A ética das touradas
Neste post do Esquerda Republicana, Ricardo Alves critica os defensores dos direitos dos animais, recorrendo a duas proposições que diz serem defendidas pelos mesmos:
- Acreditar que os animais não humanos podem ser sujeitos de Direito;
- Achar que os outros não têm o direito de se divertir de uma forma que não aprovamos.
A primeira proposição é válida, e deve ser discutida pelo seu valor dialético, e pela importância que tal questão representa nos nossos dias. Dispensá-la enquanto formulação de indivíduos que seguem correntes anti-humanistas, e que se encontram éticamente desorientados é pouco plausível.
Do reconhecimento à legislação
O que a primeira proposição nos diz é que o estatuto de certos animais, com base em determinados critérios (sendo a senciência um deles) devem ser protegidos pela lei. Mas o facto de um animal ser senciente não lhe garante, imediatamente, acesso a protecção legal. Devemos, portanto, mergulhar nas assumpções estabelecidas quando alguém afirma 'Magoar um animal é mau':
1. Existem animais não-humanos sencientes, logo, possuidores de estados mentaisA Lei é, por excelência, a consagração de princípios morais comunitários, tomando um carácter normativo. Creio que a regulação legal com vista a terminar o sofrimento gratuito que é infligido a seres sencientes por hábitos que não se revestem, de forma alguma, de carácter necessário é uma medida sensata. Adicionalmente, os benefícios retirados do sofrimento animal são, em larga medida, superados pelos efeitos nefastos que advêm da quantidade de sofrimento provocada a um ser senciente.

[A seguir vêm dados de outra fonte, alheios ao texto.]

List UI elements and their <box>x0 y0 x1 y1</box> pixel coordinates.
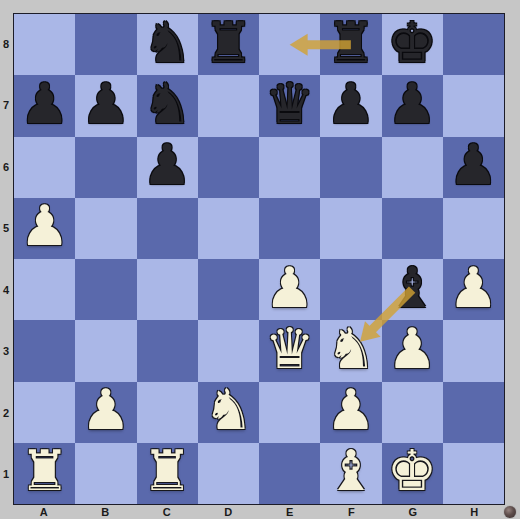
square-a3[interactable] <box>14 320 75 381</box>
piece-white-knight-f3[interactable]: ♞ <box>326 321 376 377</box>
square-h4[interactable]: ♟ <box>443 259 504 320</box>
square-c1[interactable]: ♜ <box>137 443 198 504</box>
square-g4[interactable]: ♝ <box>382 259 443 320</box>
square-h1[interactable] <box>443 443 504 504</box>
piece-white-pawn-h4[interactable]: ♟ <box>448 260 498 316</box>
rank-label-6: 6 <box>0 136 12 198</box>
square-c8[interactable]: ♞ <box>137 14 198 75</box>
file-label-e: E <box>259 505 321 519</box>
square-c3[interactable] <box>137 320 198 381</box>
piece-white-pawn-a5[interactable]: ♟ <box>20 198 70 254</box>
square-a2[interactable] <box>14 382 75 443</box>
square-f2[interactable]: ♟ <box>320 382 381 443</box>
square-b1[interactable] <box>75 443 136 504</box>
square-b8[interactable] <box>75 14 136 75</box>
piece-white-bishop-f1[interactable]: ♝ <box>326 443 376 499</box>
file-label-f: F <box>321 505 383 519</box>
piece-black-knight-c7[interactable]: ♞ <box>142 76 192 132</box>
square-f3[interactable]: ♞ <box>320 320 381 381</box>
square-e7[interactable]: ♛ <box>259 75 320 136</box>
piece-black-bishop-g4[interactable]: ♝ <box>387 260 437 316</box>
square-d5[interactable] <box>198 198 259 259</box>
square-h5[interactable] <box>443 198 504 259</box>
square-e5[interactable] <box>259 198 320 259</box>
square-b6[interactable] <box>75 137 136 198</box>
piece-black-pawn-h6[interactable]: ♟ <box>448 137 498 193</box>
side-to-move-indicator <box>504 506 516 518</box>
file-label-h: H <box>444 505 506 519</box>
square-g5[interactable] <box>382 198 443 259</box>
square-b4[interactable] <box>75 259 136 320</box>
square-h6[interactable]: ♟ <box>443 137 504 198</box>
square-d2[interactable]: ♞ <box>198 382 259 443</box>
square-c2[interactable] <box>137 382 198 443</box>
square-d1[interactable] <box>198 443 259 504</box>
rank-label-8: 8 <box>0 13 12 75</box>
square-f7[interactable]: ♟ <box>320 75 381 136</box>
piece-black-king-g8[interactable]: ♚ <box>387 15 437 71</box>
square-a6[interactable] <box>14 137 75 198</box>
chess-board: ♞♜♜♚♟♟♞♛♟♟♟♟♟♟♝♟♛♞♟♟♞♟♜♜♝♚ <box>13 13 505 505</box>
square-e6[interactable] <box>259 137 320 198</box>
square-c7[interactable]: ♞ <box>137 75 198 136</box>
square-b7[interactable]: ♟ <box>75 75 136 136</box>
square-e1[interactable] <box>259 443 320 504</box>
rank-label-4: 4 <box>0 259 12 321</box>
piece-white-pawn-g3[interactable]: ♟ <box>387 321 437 377</box>
file-label-g: G <box>382 505 444 519</box>
piece-black-pawn-b7[interactable]: ♟ <box>81 76 131 132</box>
square-h3[interactable] <box>443 320 504 381</box>
piece-black-pawn-f7[interactable]: ♟ <box>326 76 376 132</box>
chess-app-window: ♞♜♜♚♟♟♞♛♟♟♟♟♟♟♝♟♛♞♟♟♞♟♜♜♝♚ 87654321ABCDE… <box>0 0 520 519</box>
square-c5[interactable] <box>137 198 198 259</box>
square-a8[interactable] <box>14 14 75 75</box>
file-label-a: A <box>13 505 75 519</box>
square-a1[interactable]: ♜ <box>14 443 75 504</box>
rank-label-3: 3 <box>0 321 12 383</box>
rank-label-5: 5 <box>0 198 12 260</box>
file-label-b: B <box>75 505 137 519</box>
square-g6[interactable] <box>382 137 443 198</box>
square-e4[interactable]: ♟ <box>259 259 320 320</box>
rank-label-1: 1 <box>0 444 12 506</box>
square-e8[interactable] <box>259 14 320 75</box>
piece-white-rook-a1[interactable]: ♜ <box>20 443 70 499</box>
piece-white-pawn-e4[interactable]: ♟ <box>265 260 315 316</box>
square-g7[interactable]: ♟ <box>382 75 443 136</box>
piece-black-pawn-c6[interactable]: ♟ <box>142 137 192 193</box>
piece-white-pawn-b2[interactable]: ♟ <box>81 382 131 438</box>
piece-black-pawn-g7[interactable]: ♟ <box>387 76 437 132</box>
square-a5[interactable]: ♟ <box>14 198 75 259</box>
rank-label-7: 7 <box>0 75 12 137</box>
piece-black-pawn-a7[interactable]: ♟ <box>20 76 70 132</box>
piece-white-knight-d2[interactable]: ♞ <box>203 382 253 438</box>
square-d4[interactable] <box>198 259 259 320</box>
file-label-d: D <box>198 505 260 519</box>
square-c6[interactable]: ♟ <box>137 137 198 198</box>
file-label-c: C <box>136 505 198 519</box>
square-d6[interactable] <box>198 137 259 198</box>
square-d3[interactable] <box>198 320 259 381</box>
piece-white-queen-e3[interactable]: ♛ <box>265 321 315 377</box>
square-a4[interactable] <box>14 259 75 320</box>
piece-black-knight-c8[interactable]: ♞ <box>142 15 192 71</box>
square-f4[interactable] <box>320 259 381 320</box>
square-b5[interactable] <box>75 198 136 259</box>
piece-black-rook-f8[interactable]: ♜ <box>326 15 376 71</box>
square-h7[interactable] <box>443 75 504 136</box>
square-e2[interactable] <box>259 382 320 443</box>
square-f5[interactable] <box>320 198 381 259</box>
square-g8[interactable]: ♚ <box>382 14 443 75</box>
square-g1[interactable]: ♚ <box>382 443 443 504</box>
piece-white-pawn-f2[interactable]: ♟ <box>326 382 376 438</box>
square-f6[interactable] <box>320 137 381 198</box>
rank-label-2: 2 <box>0 382 12 444</box>
square-e3[interactable]: ♛ <box>259 320 320 381</box>
piece-white-rook-c1[interactable]: ♜ <box>142 443 192 499</box>
square-g3[interactable]: ♟ <box>382 320 443 381</box>
square-c4[interactable] <box>137 259 198 320</box>
square-b3[interactable] <box>75 320 136 381</box>
square-h2[interactable] <box>443 382 504 443</box>
square-d8[interactable]: ♜ <box>198 14 259 75</box>
piece-white-king-g1[interactable]: ♚ <box>387 443 437 499</box>
piece-black-rook-d8[interactable]: ♜ <box>203 15 253 71</box>
piece-black-queen-e7[interactable]: ♛ <box>265 76 315 132</box>
square-a7[interactable]: ♟ <box>14 75 75 136</box>
square-d7[interactable] <box>198 75 259 136</box>
square-h8[interactable] <box>443 14 504 75</box>
square-b2[interactable]: ♟ <box>75 382 136 443</box>
square-f8[interactable]: ♜ <box>320 14 381 75</box>
square-g2[interactable] <box>382 382 443 443</box>
square-f1[interactable]: ♝ <box>320 443 381 504</box>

2. O sofrimento é intrinsecamente mau, e deve ser evitado sempre que possível
3. Os animais, na sua qualidade senciente reconhecem situações nefastas para o seu bem-estar, e demonstram comportamentos adequados, empreendendo estratégias para a sua resolução.
Estatuto moral
Antes de definirmos o estatuto moral de um animal senciente, consideremos os factores que estão na origem do reconhecimento do estatuto moral que cada um de nós atribui a outro ser humano e que torna universalmente condenável a situação que descrevi na crítica à segunda proposição.
A racionalidade ou a capacidade de agir moralmente são normalmente vistos como princípios básicos do estatuto humano, que nos permitem tratar outro ser humano como igual, merecedor de um conjunto de direitos que consideramos inalienáveis. O que dizer de, por exemplo, um indivíduo que nasce com uma deficiência cognitiva grave, que o coloque num patamar básico de senciência? Não creio que a ausência de processos mentais superiores possa justificar o sofrimento do indivíduo, embora este não corresponda aos critérios que utilizamos para agir moralmente relativamente a outro ser humano.
Ursos nas urnas
Estará implicado nas minhas palavras anteriores que um ser humano é, de facto, equivalente a outro animal? Certamente que não. Não creio que seja praticável levar um urso ás urnas, para votar no seu candidato preferido (apesar da elevada afluência de ursos aos locais de voto, sempre que é possível exercer esse direito fundamental). O que defendo é a inclusão do princípio da senciência enquanto critério para agir moralmente.
Conclusão
1. Certos animais não-humanos são sencientes.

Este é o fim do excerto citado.